Neil Anders is a Certified Mortgage Advisor and Vice President of Sales at Trusted Rate. With two decades of experience in the industry, Anders’s name is synonymous with both sales and world-class service. In his previous position as Branch Manager of American Financial Network in Newport Beach, California, Anders played a pivotal role in helping the branch reach a $50 million sales average per month. Now as the V.P. of Sales at Trusted Rate, Anders and his team aid potential real estate buyers in purchasing new homes, refinancing their current mortgage, and determining pre-approval loan qualifications. Anders has personally invested in more than 7,000 transactions across his professional career.

Do you believe mortgage rates will continue to rise? Why?

Yes, I think mortgage rates will keep rising. Although government intervention to lower interest rates has assisted in their stabilization, I believe that we have reached a stage when the economy requires additional stimulus, and the Federal Reserve will be compelled to raise interest rates once more. But this increase can also lead to a rise in mortgage rates.

The good news is that some experts think these increases might not be significant enough to impact homeownership substantially. Even if they were, there would still be other options like refinancing a loan or asking for help from friends or family who might be able to help with payments until things settle down again.

How will work from home (and hybrid models) affect the market for office space in the next year? How will this intersect with the residential markets?

The market for office space is now shifting. Employees are using the work-from-home and hybrid models more frequently, meaning they spend less time in their workplaces than they once did. The need for office space is probably going to decrease.

Smaller places are now increasingly in demand as a result of this. Employees who don’t use their workstations all day don’t need as much space. Landlords have begun renting out smaller rooms and apartments to accommodate this tendency.

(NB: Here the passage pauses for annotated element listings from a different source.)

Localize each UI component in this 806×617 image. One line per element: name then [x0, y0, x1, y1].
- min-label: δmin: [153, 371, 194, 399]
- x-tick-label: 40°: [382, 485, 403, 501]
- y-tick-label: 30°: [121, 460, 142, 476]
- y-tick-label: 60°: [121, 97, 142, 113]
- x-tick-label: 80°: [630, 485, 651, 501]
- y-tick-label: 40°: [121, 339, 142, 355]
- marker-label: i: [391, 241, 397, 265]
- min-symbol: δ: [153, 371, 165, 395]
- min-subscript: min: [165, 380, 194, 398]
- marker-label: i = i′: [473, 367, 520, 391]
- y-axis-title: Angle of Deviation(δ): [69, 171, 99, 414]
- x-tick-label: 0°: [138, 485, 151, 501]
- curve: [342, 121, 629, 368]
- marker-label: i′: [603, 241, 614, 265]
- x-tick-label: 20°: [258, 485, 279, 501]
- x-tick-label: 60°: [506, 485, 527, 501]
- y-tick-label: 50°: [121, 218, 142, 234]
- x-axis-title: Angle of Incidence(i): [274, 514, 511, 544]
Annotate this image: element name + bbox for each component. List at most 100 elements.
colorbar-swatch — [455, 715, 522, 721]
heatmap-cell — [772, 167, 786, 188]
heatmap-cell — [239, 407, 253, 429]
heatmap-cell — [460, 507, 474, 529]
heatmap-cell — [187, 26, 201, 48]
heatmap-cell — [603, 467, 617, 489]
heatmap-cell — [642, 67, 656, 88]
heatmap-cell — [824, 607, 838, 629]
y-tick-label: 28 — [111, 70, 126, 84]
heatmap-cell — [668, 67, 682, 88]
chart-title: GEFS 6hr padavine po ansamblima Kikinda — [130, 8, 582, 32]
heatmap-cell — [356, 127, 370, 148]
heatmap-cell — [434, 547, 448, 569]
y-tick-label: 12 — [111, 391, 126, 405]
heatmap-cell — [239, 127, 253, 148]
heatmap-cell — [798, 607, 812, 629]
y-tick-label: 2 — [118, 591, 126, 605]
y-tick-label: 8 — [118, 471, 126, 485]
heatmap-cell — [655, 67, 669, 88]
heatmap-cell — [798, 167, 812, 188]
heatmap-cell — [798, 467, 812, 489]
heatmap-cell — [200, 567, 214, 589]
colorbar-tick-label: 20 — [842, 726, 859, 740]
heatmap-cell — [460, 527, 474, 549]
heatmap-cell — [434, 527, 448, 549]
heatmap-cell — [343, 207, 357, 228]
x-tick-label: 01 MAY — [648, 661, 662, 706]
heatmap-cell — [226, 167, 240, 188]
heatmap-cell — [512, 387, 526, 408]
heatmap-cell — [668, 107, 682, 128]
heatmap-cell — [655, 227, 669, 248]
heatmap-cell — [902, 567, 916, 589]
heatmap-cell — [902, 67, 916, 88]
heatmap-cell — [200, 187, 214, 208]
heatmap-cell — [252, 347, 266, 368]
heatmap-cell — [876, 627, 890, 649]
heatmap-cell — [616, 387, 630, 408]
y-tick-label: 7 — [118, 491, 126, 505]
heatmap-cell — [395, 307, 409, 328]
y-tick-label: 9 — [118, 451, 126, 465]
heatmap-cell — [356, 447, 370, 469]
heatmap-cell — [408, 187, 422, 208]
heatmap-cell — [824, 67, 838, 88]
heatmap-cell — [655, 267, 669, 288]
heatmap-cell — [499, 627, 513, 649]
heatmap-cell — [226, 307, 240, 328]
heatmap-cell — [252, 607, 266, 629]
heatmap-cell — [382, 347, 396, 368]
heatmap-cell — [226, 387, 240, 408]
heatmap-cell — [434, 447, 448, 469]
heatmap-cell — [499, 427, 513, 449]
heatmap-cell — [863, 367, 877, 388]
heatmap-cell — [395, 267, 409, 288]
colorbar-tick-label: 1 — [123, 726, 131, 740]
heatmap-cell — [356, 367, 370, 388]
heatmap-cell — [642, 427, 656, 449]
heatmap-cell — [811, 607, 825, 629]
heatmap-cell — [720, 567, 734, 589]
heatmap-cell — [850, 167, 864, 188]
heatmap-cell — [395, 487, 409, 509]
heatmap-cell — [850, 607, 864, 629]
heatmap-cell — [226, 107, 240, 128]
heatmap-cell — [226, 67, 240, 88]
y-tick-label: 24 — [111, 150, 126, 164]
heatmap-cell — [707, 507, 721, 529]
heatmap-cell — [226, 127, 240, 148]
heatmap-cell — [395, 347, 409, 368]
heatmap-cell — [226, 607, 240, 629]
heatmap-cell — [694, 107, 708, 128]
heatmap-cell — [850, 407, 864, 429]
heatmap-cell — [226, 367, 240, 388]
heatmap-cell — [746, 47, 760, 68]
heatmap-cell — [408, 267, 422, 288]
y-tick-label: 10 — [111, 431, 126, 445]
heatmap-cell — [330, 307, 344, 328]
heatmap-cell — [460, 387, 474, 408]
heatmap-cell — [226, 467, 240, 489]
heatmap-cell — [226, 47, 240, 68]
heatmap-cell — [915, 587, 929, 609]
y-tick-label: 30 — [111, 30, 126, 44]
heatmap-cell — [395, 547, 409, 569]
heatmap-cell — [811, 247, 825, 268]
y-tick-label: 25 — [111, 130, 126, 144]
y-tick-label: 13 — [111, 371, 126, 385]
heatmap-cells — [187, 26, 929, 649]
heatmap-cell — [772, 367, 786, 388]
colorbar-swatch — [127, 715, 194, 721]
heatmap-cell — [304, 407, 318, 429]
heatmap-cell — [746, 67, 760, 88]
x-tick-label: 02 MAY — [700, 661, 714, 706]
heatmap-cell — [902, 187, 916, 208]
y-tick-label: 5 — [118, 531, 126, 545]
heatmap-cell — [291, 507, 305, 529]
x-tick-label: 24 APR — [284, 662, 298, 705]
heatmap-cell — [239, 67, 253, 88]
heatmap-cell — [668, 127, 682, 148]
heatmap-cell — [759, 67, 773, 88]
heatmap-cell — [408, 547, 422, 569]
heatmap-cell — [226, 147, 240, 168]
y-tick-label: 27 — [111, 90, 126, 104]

Flexible leases are more and more popular. Landlords are extending shorter lease terms to cater to employees who wish to work from home but may only need an office for a few days a week or a few days per month.

Due to the virtual nature of work, it is now possible for businesses to rent out space without really occupying it themselves. Instead, they can use conference rooms and other amenities whenever needed without incurring additional costs for rent or utilities. By renting only when necessary rather than paying for something that can sit empty for weeks at a time, they can save money (or even months).

What is the most important factor real estate investors are taking into account when choosing a new market right now?

The local rules and regulations are the most significant consideration for real estate investors looking to expand into a new market. The laws and ordinances that govern the region can have a substantial bearing on the amount of profit that can be extracted from an investment. If there are an excessive number of rules that make it difficult for you to make money, then it is possible that investing in that location is not a wise decision for you.

What do you think is the most undervalued real estate trend right now?

I think the shift from traditional brick-and-mortar businesses to digital ones is the aspect of the real estate market that is now being undervalued the most.

We have seen many businesses change their focus away from brick-and-mortar operations to focus on their online presence. However, I think we will start seeing more and more of these dynamics alter—especially as technology becomes more advanced and accessible.